WHAT WE DO
The Dublin Inner City Community Co-operative Society Limited, trading as Dublin City Community Cooperative (and generally referred to as ‘the Coop’), was established in November 2014. We are an alliance of 13 grassroots, Dublin inner city, community development organisations which have come together to ensure the much needed development and delivery of social, economic and cultural services continues within our communities. All thirteen groups are partially funded by the national Social Inclusion Community Activation (SICAP) Program as well as by a range of other statutory and non-statutory funders and operate in the most disadvantaged areas of the inner city. The Coop’s members are operational in all of or parts of Dublin 1,3,7,8 as well as disadvantaged city areas in Dublin 2 and 4.
The Coop operates to community development principles and a social inclusion ethos forms the basis for all communication with stakeholders. We work to increase equality of access to information, education, training and employment for our most marginalised local individuals and groups.
An essential element of the work of the Coop is with ‘hard to reach’ target groups. The ‘hard-to-reach’ are those perceived as difficult to engage due to their social circumstances, characteristics and behaviours, and their institutional relationships, such as not using health or other services. Hard to reach communities and individuals are diverse but they include those who face barriers to participation, including economic and social barriers, such as, but not limited to class, income/wealth, geographic location, language, age, gender, ethnicity, education, residential status, health and religion. What is critical to note is that their needs are diverse. Successful interventions respond to the needs, characteristics, and local circumstances of the hard to reach group.
Key to understanding inner city communities is to be aware that the overall statistics and information on the city masks the deprivation therein and that macro average figures tell us nothing about the true experiences of the most disadvantaged. Coop members are based and work specifically with these target groups, and are acutely aware of the impact of disadvantage in these communities; we are committed to working towards a more inclusive society, and targeting scarce resources at disadvantaged communities.

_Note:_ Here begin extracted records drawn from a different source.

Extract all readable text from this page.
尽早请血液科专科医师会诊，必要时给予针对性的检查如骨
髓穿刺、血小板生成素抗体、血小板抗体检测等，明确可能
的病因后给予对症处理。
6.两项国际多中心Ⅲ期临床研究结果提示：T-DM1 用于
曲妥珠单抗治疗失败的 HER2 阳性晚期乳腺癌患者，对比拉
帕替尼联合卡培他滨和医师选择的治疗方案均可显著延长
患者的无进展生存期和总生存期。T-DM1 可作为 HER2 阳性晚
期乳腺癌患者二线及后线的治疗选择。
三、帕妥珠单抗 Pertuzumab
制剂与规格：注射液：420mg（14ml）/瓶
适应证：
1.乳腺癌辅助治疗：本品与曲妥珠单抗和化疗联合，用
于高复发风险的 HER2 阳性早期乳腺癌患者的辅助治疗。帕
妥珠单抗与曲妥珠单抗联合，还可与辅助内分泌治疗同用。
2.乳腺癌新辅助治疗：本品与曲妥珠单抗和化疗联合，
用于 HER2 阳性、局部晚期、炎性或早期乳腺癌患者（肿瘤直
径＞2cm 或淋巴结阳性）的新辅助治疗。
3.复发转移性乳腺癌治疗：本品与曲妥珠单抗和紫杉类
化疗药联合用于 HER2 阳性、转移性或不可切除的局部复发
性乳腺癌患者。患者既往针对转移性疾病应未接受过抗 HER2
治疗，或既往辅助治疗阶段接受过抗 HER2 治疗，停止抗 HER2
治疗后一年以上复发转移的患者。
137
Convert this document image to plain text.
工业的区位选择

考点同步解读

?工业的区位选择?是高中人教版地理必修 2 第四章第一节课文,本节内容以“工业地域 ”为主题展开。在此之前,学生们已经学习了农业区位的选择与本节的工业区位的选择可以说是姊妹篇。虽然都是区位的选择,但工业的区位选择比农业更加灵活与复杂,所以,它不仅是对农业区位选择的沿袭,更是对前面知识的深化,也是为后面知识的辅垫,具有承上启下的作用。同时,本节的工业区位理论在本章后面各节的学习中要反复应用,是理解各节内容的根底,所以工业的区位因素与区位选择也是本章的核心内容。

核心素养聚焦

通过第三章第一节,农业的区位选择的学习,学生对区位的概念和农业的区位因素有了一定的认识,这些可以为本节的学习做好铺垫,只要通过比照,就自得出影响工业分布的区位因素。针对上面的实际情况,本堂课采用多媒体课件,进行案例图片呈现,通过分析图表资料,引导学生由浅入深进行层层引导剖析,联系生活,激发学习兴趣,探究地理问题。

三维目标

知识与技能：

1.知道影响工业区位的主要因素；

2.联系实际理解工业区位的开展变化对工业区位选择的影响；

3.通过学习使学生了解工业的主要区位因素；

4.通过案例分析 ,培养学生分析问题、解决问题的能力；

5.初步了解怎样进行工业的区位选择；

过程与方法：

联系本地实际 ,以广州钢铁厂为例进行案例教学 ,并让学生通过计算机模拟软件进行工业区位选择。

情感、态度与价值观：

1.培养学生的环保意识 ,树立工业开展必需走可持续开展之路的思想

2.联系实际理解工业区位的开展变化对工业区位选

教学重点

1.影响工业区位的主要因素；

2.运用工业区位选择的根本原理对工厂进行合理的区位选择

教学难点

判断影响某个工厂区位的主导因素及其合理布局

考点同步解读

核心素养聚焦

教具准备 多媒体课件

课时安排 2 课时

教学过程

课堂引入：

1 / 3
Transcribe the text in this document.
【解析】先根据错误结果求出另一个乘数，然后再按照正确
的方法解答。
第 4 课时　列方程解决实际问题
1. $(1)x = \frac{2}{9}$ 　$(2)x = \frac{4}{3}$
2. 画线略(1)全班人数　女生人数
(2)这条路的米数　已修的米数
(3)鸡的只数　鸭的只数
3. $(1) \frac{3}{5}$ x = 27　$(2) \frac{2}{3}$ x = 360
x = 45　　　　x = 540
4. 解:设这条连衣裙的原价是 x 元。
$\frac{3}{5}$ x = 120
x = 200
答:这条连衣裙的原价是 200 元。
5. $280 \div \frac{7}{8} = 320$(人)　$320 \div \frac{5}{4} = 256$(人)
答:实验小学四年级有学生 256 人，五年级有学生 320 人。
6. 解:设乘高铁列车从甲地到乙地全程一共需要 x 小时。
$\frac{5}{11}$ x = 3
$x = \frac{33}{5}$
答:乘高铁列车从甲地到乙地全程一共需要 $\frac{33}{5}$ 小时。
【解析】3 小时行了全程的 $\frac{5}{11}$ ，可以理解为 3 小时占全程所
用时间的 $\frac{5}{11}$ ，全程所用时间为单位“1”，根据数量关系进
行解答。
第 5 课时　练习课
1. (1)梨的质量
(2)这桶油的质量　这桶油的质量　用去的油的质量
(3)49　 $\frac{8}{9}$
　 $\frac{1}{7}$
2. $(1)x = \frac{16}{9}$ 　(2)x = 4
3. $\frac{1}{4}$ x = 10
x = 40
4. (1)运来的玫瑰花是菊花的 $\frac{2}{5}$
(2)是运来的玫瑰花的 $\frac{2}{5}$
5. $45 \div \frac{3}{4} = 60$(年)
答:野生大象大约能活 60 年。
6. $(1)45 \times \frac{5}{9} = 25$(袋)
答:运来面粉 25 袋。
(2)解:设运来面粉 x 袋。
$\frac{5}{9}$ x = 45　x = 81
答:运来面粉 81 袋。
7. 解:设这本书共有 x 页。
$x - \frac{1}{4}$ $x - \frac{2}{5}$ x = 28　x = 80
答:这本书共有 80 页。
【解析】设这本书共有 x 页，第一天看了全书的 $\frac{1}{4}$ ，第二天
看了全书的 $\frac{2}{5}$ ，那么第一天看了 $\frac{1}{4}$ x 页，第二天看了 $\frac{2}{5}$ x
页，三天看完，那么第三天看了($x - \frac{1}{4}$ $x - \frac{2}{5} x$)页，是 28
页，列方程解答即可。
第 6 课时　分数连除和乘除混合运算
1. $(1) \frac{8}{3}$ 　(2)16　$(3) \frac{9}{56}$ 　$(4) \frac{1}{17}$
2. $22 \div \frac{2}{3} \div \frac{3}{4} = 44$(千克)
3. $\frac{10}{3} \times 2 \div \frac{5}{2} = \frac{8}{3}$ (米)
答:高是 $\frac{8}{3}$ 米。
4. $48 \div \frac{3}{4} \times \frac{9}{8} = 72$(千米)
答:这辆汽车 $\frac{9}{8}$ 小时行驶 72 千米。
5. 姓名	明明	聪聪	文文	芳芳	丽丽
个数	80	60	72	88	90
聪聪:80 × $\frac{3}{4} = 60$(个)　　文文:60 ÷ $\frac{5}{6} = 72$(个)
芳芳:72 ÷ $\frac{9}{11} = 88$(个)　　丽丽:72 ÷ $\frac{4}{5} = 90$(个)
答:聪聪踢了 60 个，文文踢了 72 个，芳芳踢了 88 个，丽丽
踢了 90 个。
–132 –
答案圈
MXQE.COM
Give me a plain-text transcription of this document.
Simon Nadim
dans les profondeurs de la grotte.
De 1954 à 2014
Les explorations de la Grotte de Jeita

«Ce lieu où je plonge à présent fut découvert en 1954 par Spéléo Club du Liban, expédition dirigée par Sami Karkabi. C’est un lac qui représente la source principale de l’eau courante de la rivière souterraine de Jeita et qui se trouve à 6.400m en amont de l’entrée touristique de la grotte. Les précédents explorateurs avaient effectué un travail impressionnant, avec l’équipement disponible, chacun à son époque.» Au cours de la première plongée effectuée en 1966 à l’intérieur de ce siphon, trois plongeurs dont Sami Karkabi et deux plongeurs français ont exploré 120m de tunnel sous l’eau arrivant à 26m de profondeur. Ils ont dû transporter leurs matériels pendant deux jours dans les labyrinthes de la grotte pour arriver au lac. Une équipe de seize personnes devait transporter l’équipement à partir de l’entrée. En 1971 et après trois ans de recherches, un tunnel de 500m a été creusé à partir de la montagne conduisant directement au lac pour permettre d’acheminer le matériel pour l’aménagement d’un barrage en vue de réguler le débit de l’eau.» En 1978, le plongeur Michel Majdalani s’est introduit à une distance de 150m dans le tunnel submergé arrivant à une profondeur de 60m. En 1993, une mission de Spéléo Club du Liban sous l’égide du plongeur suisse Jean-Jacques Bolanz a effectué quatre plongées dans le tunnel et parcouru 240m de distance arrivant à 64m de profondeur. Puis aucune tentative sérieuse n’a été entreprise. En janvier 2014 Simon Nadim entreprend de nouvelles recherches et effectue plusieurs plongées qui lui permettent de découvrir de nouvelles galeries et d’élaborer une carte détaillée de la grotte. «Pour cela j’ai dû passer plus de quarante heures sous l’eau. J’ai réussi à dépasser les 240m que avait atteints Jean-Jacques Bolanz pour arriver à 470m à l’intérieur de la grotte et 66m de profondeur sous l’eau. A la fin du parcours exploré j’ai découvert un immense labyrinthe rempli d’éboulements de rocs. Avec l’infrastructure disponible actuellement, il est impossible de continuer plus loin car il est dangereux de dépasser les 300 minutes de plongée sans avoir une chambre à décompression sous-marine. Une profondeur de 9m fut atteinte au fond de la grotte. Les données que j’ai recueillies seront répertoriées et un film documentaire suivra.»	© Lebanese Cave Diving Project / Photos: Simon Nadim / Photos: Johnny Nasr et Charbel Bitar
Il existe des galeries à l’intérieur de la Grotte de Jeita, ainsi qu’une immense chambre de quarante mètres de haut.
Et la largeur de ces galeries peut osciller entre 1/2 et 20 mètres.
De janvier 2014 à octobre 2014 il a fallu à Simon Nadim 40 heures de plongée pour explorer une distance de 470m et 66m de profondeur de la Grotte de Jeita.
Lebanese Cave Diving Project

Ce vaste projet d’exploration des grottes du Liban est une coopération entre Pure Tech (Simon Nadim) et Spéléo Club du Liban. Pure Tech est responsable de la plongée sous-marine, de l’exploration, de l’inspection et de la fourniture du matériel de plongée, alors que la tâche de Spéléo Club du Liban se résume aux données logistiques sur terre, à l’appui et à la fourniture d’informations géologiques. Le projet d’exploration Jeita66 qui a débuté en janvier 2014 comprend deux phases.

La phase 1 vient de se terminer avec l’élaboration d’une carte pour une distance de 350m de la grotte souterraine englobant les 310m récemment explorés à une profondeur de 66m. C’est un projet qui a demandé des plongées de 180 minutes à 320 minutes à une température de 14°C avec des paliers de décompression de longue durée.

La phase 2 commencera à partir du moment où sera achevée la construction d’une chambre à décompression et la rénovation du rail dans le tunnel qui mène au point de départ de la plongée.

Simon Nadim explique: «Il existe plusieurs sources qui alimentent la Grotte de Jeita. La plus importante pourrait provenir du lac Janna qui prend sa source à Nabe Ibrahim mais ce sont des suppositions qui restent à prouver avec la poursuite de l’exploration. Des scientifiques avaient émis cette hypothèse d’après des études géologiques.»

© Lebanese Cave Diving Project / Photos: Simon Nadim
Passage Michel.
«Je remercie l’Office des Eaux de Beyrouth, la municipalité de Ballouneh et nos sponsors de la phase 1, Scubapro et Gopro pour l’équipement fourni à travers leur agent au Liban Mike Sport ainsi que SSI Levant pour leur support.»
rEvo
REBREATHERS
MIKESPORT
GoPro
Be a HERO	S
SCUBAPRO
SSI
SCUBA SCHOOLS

In addition to the work of the Coop’s 13 member organisations the Coop itself looks to partner and collaborate with like-minded organisations engaged in social, economic and community development across the inner city. In 2016 the Charlemont Street/Tom Kelly and St. Teresa’s Gardens Regeneration Boards and the Coop signed a Memorandum of Understanding that is facilitating the employment of a much needed Community Development Health Worker, funded by the HSE.
The Coop’s members are involved in a range of programmes and activities which can broadly be categorised as follows:
Community Development is a process that seeks to build strong, sustainable communities by bringing people and groups together for the good of the wider community and society. Based on principles of equality, empowerment, social justice, fairness and respect it sets out to influence power structures and remove barriers that prevent people from taking part in decisions that affect their lives. We work with local people and groups to be active participants in society.
Life Long Learning & Education
We support people (young and old) to access a wide range of learning opportunities, both formal (up to and including FETAC Level 5) and informal, that prepare them for life and employment.
Children, Childcare & Families
We operate and support local childcare services and support parents to be the best they can be. A number of childcare programmes operated by Coop members provide full day care services for children aged between 1-5 as well as a number of After School Projects for older children.
We pride ourselves on our child-centred approach and aim to offer each child a safe and caring environment in which to develop physically, emotionally, intellectually and socially.
Enterprise & Employment
We support people to get skills, prepare, find a job and keep it. We also have specialist staff within our membership who provide expertise to people on setting up their own business, both for-profit and social enterprises.
The Coop operates to community development principles and a social inclusion ethos forms the basis for all communication with stakeholders. The Coop understands community development to be a developmental activity composed of both a task and a process. The task is the achievement of social change linked to equality and social justice through the delivery of services, and the process is the application of the principles of participation, empowerment and collective decision making in a structured and coordinated way.
The following principles are key to our way of working:
Community work is based on working with and supporting groups of people. It enables them to develop knowledge; skills and confidence so that they can develop an analysis, identify priority needs and issues and address these through collective action.
Community work is about the empowerment of individuals and communities, and addressing the unequal distribution of power.
Community work is based on a belief that every person and every community can play an active role in creating conditions for a just and equal society where human rights are promoted and all forms of oppression and discrimination are challenged.
Equality & Anti-Discrimination
Community work challenges the oppression and exclusion of individuals and groups by institutions and society that leads to discrimination against people based on ability, age, culture, gender, marital status, socioeconomic status, nationality, skin colour, racial or ethnic group, and sexual orientation, political or religious beliefs.
Participation is about the involvement of groups who experience social exclusion, marginalisation and discrimination in decision making, planning and action at all levels, from the local to the global. Participation can be viewed as a continuum of activity that can start from information sharing through capacity building and empowerment to active engagement and meaningful participation in democratic processes.